Bug happens, but probability that it will happened extremely decrease. I have 97 successful boots and at 98'th boot I see error in log: 
[    9.615566] fuse init (API version 7.22)
[   68.963361] ACPI Error: Method parse/execution failed [\_SB_.WADR] (Node ffff88011a842e60), AE_AML_INFINITE_LOOP (20131218/psparse-536)

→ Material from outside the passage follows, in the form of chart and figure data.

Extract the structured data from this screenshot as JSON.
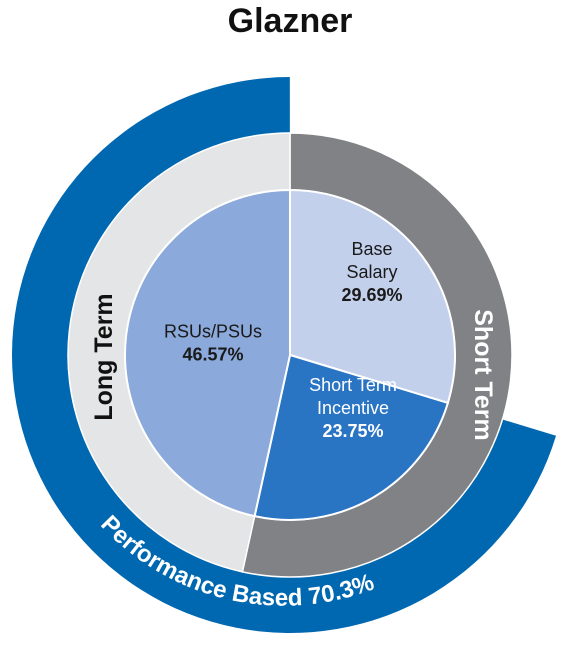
{
  "chart_data": {
    "type": "pie",
    "title": "Glazner",
    "inner": {
      "slices": [
        {
          "label": [
            "Base",
            "Salary"
          ],
          "value": 29.69,
          "value_label": "29.69%",
          "color": "#c3d0ec",
          "text_color": "#1a1a1a"
        },
        {
          "label": [
            "Short Term",
            "Incentive"
          ],
          "value": 23.75,
          "value_label": "23.75%",
          "color": "#2a74c4",
          "text_color": "#ffffff"
        },
        {
          "label": [
            "RSUs/PSUs"
          ],
          "value": 46.57,
          "value_label": "46.57%",
          "color": "#8ba9da",
          "text_color": "#1a1a1a"
        }
      ]
    },
    "middle": {
      "segments": [
        {
          "label": "Short Term",
          "value": 53.44,
          "color": "#808285",
          "text_color": "#ffffff"
        },
        {
          "label": "Long Term",
          "value": 46.57,
          "color": "#e4e5e6",
          "text_color": "#111111"
        }
      ]
    },
    "outer": {
      "label": "Performance Based 70.3%",
      "value": 70.3,
      "color": "#0067b1",
      "text_color": "#ffffff"
    }
  }
}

[   68.963373] ACPI Error: Method parse/execution failed [\_SB_.BAT1.UPBI] (Node ffff88011a8430a0), AE_AML_INFINITE_LOOP (20131218/psparse-536)
[   68.963379] ACPI Error: Method parse/execution failed [\_SB_.BAT1._BIF] (Node ffff88011a843050), AE_AML_INFINITE_LOOP (20131218/psparse-536)
[   68.963388] ACPI Exception: AE_AML_INFINITE_LOOP, Evaluating _BIF (20131218/battery-443)
[   68.963588] wmi: Mapper loaded

Patch tested against 3.14.6-1 (commit a1bc295d7a4be9 at kernel.org). I can try test it against mainline, if needed. 
Can you add some debug messages, next time, just for testing purpose? For battery.patch I can see in log that it works but last patch is silent and it is definitely hard to understand that it is change something.

P.S. Sorry but links links like [https://bugzilla.kernel.org/attachment.cgi?id=106887&action=edit] is broken for me, [https://bugzilla.kernel.org/attachment.cgi?id=106887] is much better.
Comment 19 Lan Tianyu 2014-07-08 07:21:26 UTC
Fix patch has been merged into linux-pm tree.